Six bills this year sought to reverse the ultrasound mandate — three each in the House and the Senate. Four bills would have repealed the law. Mr. Northam’s bill and a House version would make the exams optional upon consent of doctor and patient — the arrangement that existed before the mandate took effect last July.
The bill the Senate committee killed Monday was the last mandatory sonogram reversal measure standing.
Mr. Northam said he didn’t learn of the special meeting until Sunday night. It was held in a meeting room in the Capitol, not the Senate hearing room where the committee is scheduled to meet in the nearby General Assembly Building each Thursday.
Committee member Janet D. Howell, Fairfax Democrat, said the first she heard of it was in the Senate clerk’s announcements at the close of Monday afternoon’s floor session, just minutes before the committee meeting began.

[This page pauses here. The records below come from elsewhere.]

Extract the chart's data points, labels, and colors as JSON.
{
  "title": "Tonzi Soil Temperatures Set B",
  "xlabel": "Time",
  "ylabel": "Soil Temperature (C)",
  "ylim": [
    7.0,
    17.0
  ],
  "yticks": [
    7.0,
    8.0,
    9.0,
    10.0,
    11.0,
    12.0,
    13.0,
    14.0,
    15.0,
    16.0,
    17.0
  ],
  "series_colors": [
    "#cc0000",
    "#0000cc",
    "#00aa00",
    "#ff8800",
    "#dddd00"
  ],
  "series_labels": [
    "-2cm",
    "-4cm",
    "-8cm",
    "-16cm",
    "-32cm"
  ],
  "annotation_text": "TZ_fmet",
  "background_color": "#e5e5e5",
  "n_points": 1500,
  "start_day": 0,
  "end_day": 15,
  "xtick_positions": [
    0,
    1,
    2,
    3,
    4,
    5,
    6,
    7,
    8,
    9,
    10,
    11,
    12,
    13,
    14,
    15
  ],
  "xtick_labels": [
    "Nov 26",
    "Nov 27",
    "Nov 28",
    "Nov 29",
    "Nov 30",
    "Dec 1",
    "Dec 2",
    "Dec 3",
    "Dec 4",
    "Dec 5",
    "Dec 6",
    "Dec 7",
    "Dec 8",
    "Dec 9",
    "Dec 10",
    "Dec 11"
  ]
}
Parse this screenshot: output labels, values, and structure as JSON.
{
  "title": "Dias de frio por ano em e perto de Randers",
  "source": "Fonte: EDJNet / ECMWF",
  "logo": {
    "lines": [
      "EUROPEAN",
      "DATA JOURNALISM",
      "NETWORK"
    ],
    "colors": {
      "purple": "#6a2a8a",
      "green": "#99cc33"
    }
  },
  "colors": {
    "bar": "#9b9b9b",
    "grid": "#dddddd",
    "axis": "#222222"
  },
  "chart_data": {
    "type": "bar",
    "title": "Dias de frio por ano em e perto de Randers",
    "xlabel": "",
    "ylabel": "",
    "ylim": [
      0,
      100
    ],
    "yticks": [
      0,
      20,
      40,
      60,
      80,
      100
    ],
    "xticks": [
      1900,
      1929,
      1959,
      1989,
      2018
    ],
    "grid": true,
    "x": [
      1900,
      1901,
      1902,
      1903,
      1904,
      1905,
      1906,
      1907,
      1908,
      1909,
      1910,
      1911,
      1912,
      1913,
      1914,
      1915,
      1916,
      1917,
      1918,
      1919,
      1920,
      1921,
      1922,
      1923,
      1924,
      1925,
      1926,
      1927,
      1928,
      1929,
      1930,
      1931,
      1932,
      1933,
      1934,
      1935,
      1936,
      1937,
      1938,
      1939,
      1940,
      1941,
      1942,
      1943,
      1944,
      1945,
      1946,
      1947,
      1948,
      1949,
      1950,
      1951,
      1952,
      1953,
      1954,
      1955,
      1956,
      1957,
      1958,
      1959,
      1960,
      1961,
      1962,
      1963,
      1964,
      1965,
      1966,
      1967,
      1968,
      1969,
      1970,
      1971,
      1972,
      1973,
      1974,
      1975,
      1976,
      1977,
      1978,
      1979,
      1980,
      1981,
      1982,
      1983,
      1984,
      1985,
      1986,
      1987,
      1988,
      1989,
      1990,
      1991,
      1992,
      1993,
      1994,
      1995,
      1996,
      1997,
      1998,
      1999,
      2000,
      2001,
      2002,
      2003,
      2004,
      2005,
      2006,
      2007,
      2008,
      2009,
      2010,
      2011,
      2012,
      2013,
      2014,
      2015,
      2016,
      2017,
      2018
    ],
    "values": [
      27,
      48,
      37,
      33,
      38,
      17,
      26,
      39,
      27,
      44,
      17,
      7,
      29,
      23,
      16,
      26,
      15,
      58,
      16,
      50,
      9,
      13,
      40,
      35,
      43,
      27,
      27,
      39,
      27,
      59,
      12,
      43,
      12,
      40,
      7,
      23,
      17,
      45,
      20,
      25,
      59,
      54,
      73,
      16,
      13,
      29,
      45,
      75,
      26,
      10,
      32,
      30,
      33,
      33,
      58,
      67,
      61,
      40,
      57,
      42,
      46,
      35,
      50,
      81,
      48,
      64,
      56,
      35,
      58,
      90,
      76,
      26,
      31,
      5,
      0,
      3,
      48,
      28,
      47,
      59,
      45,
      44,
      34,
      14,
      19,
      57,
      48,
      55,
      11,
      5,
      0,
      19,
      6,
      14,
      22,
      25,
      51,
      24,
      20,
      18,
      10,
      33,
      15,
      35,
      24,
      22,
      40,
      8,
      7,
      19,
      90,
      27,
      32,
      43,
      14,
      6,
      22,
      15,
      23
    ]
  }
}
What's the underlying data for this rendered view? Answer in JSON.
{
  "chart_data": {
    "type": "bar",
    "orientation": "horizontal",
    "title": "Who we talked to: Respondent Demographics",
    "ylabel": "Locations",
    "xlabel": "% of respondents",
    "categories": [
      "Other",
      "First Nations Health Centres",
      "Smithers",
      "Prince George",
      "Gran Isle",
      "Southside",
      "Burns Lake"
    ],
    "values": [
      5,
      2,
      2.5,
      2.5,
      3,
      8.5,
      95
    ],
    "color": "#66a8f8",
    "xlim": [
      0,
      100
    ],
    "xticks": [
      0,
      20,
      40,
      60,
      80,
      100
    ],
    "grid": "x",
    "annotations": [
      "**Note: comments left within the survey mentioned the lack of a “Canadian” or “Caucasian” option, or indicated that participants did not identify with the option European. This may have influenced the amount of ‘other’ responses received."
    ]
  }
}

After the meeting, Mr. Martin dismissed the objections as partisan posturing, claiming Democrats had employed similar hardball tactics when they controlled the committees a few years back.
“I’ve got to try to clear the docket here and there’s no sense having a full public hearing on something we’ve already had a full public hearing on,” Mr. Martin said.
“I’m not so much concerned about the optics of this as I am about how things are,” he said.